Sometime when I was back in college, I found a nifty painting of the number 5, surrounded by red and gold and strong diagonals that drew the eye. I didn’t know the name or artist, but put the picture in the scrapbook, as 5 is my favorite number.
Recently, I just started a job where the person I am working for has an ideal schedule of ≤5 hours of meetings a day. Assuming an eight-hour work day, ≤5 hours gives her time to move between meeting locations, accomplish assignments from the meetings, reduce the amount of work she takes home, leave the office at a reasonable time, etc., etc. In other words, she stands a chance of having a work/life balance. She impressed upon me that this was not some pie-in-the sky goal, but a serious necessity for her overall happiness, health and efficacy. I decided that this guiding principle should be called the Rule of 5.

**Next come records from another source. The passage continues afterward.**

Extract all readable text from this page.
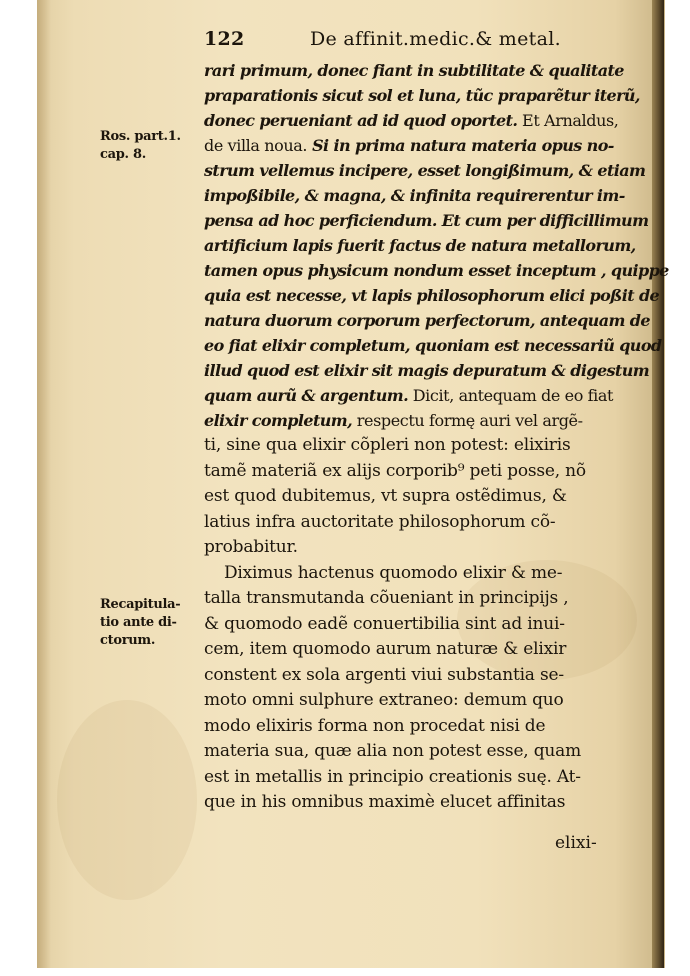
Ros. part.1.
cap. 8.
Recapitula-
tio ante di-
ctorum.
122	De affinit.medic.& metal.
rari primum, donec fiant in subtilitate & qualitate
praparationis sicut sol et luna, tũc praparẽtur iterũ,
donec perueniant ad id quod oportet. Et Arnaldus,
de villa noua. Si in prima natura materia opus no-
strum vellemus incipere, esset longißimum, & etiam
impoßibile, & magna, & infinita requirerentur im-
pensa ad hoc perficiendum. Et cum per difficillimum
artificium lapis fuerit factus de natura metallorum,
tamen opus physicum nondum esset inceptum , quippe
quia est necesse, vt lapis philosophorum elici poßit de
natura duorum corporum perfectorum, antequam de
eo fiat elixir completum, quoniam est necessariũ quod
illud quod est elixir sit magis depuratum & digestum
quam aurũ & argentum. Dicit, antequam de eo fiat
elixir completum, respectu formę auri vel argẽ-
ti, sine qua elixir cõpleri non potest: elixiris
tamẽ materiã ex alijs corporib⁹ peti posse, nõ
est quod dubitemus, vt supra ostẽdimus, &
latius infra auctoritate philosophorum cõ-
probabitur.
Diximus hactenus quomodo elixir & me-
talla transmutanda cõueniant in principijs ,
& quomodo eadẽ conuertibilia sint ad inui-
cem, item quomodo aurum naturæ & elixir
constent ex sola argenti viui substantia se-
moto omni sulphure extraneo: demum quo
modo elixiris forma non procedat nisi de
materia sua, quæ alia non potest esse, quam
est in metallis in principio creationis suę. At-
que in his omnibus maximè elucet affinitas
elixi-
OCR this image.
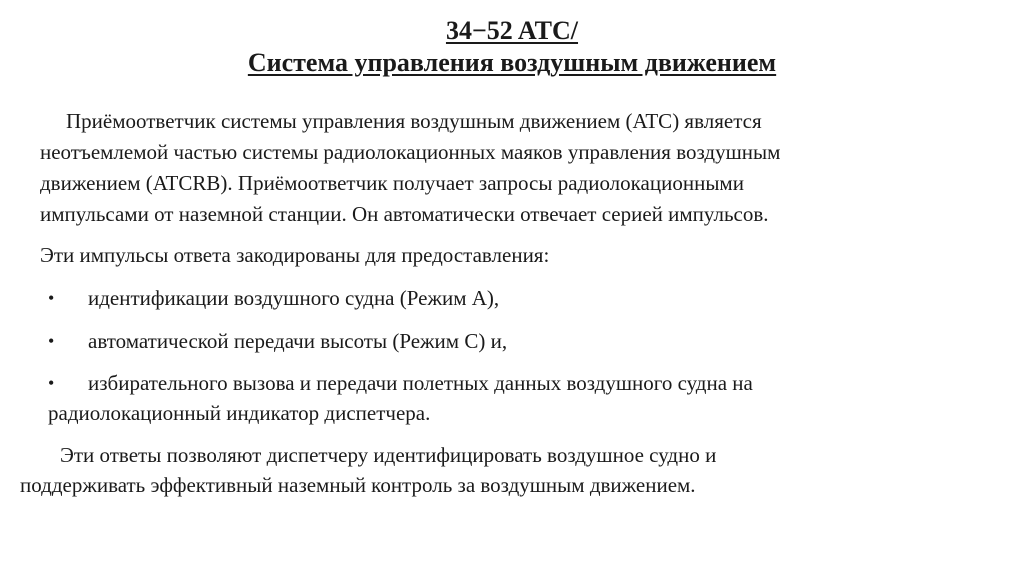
34−52 ATC/
Система управления воздушным движением

Приёмоответчик системы управления воздушным движением (ATC) является

неотъемлемой частью системы радиолокационных маяков управления воздушным

движением (ATCRB). Приёмоответчик получает запросы радиолокационными

импульсами от наземной станции. Он автоматически отвечает серией импульсов.

Эти импульсы ответа закодированы для предоставления:

• идентификации воздушного судна (Режим A),

• автоматической передачи высоты (Режим C) и,

• избирательного вызова и передачи полетных данных воздушного судна на

радиолокационный индикатор диспетчера.

Эти ответы позволяют диспетчеру идентифицировать воздушное судно и

поддерживать эффективный наземный контроль за воздушным движением.
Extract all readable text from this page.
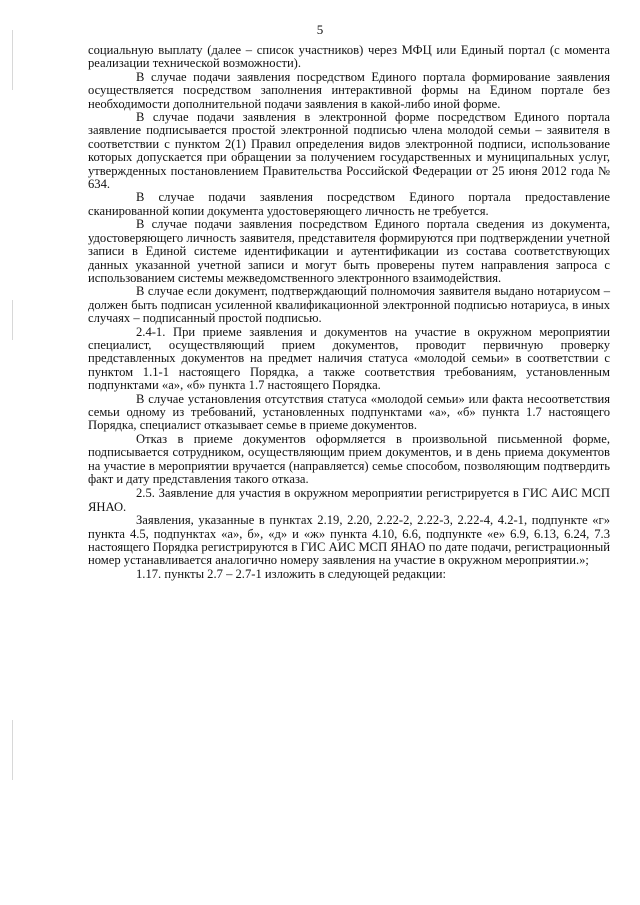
5

социальную выплату (далее – список участников) через МФЦ или Единый портал (с момента реализации технической возможности).

В случае подачи заявления посредством Единого портала формирование заявления осуществляется посредством заполнения интерактивной формы на Едином портале без необходимости дополнительной подачи заявления в какой-либо иной форме.

В случае подачи заявления в электронной форме посредством Единого портала заявление подписывается простой электронной подписью члена молодой семьи – заявителя в соответствии с пунктом 2(1) Правил определения видов электронной подписи, использование которых допускается при обращении за получением государственных и муниципальных услуг, утвержденных постановлением Правительства Российской Федерации от 25 июня 2012 года № 634.

В случае подачи заявления посредством Единого портала предоставление сканированной копии документа удостоверяющего личность не требуется.

В случае подачи заявления посредством Единого портала сведения из документа, удостоверяющего личность заявителя, представителя формируются при подтверждении учетной записи в Единой системе идентификации и аутентификации из состава соответствующих данных указанной учетной записи и могут быть проверены путем направления запроса с использованием системы межведомственного электронного взаимодействия.

В случае если документ, подтверждающий полномочия заявителя выдано нотариусом – должен быть подписан усиленной квалификационной электронной подписью нотариуса, в иных случаях – подписанный простой подписью.

2.4-1. При приеме заявления и документов на участие в окружном мероприятии специалист, осуществляющий прием документов, проводит первичную проверку представленных документов на предмет наличия статуса «молодой семьи» в соответствии с пунктом 1.1-1 настоящего Порядка, а также соответствия требованиям, установленным подпунктами «а», «б» пункта 1.7 настоящего Порядка.

В случае установления отсутствия статуса «молодой семьи» или факта несоответствия семьи одному из требований, установленных подпунктами «а», «б» пункта 1.7 настоящего Порядка, специалист отказывает семье в приеме документов.

Отказ в приеме документов оформляется в произвольной письменной форме, подписывается сотрудником, осуществляющим прием документов, и в день приема документов на участие в мероприятии вручается (направляется) семье способом, позволяющим подтвердить факт и дату представления такого отказа.

2.5. Заявление для участия в окружном мероприятии регистрируется в ГИС АИС МСП ЯНАО.

Заявления, указанные в пунктах 2.19, 2.20, 2.22-2, 2.22-3, 2.22-4, 4.2-1, подпункте «г» пункта 4.5, подпунктах «а», б», «д» и «ж» пункта 4.10, 6.6, подпункте «е» 6.9, 6.13, 6.24, 7.3 настоящего Порядка регистрируются в ГИС АИС МСП ЯНАО по дате подачи, регистрационный номер устанавливается аналогично номеру заявления на участие в окружном мероприятии.»;

1.17. пункты 2.7 – 2.7-1 изложить в следующей редакции:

I thought I should hang in my office a reminder to adhere to the Rule of 5 in all my scheduling endeavors, so I immediately recalled the dramatic 5 painting from my scrapbook. Tragically, since my scrapbook had been lost, I couldn’t just pull the poster and bring to work. I had to find the mystery painting on the Internet.
I tried “no. five” as search terms on Google, since I remembered those words in the painting, but that mostly brought up Jackson Pollock’s work. Nope.
I then tried an image search for “no. five,” and the sixth result showed the painting I remembered. It’s called “The Figure 5 in Gold” by Charles Demuth, and it’s a portrait of his friend, William Carlos Williams, through a visual interpretation of Williams’ poem “The Great Figure.” Judith Dobrzynski writes a lucid overview of the painting’s context and significance in the Wall Street Journal.
Anyway, now I have a print-out of the painting on my bulletin board at work, for professional and aesthetic reasons.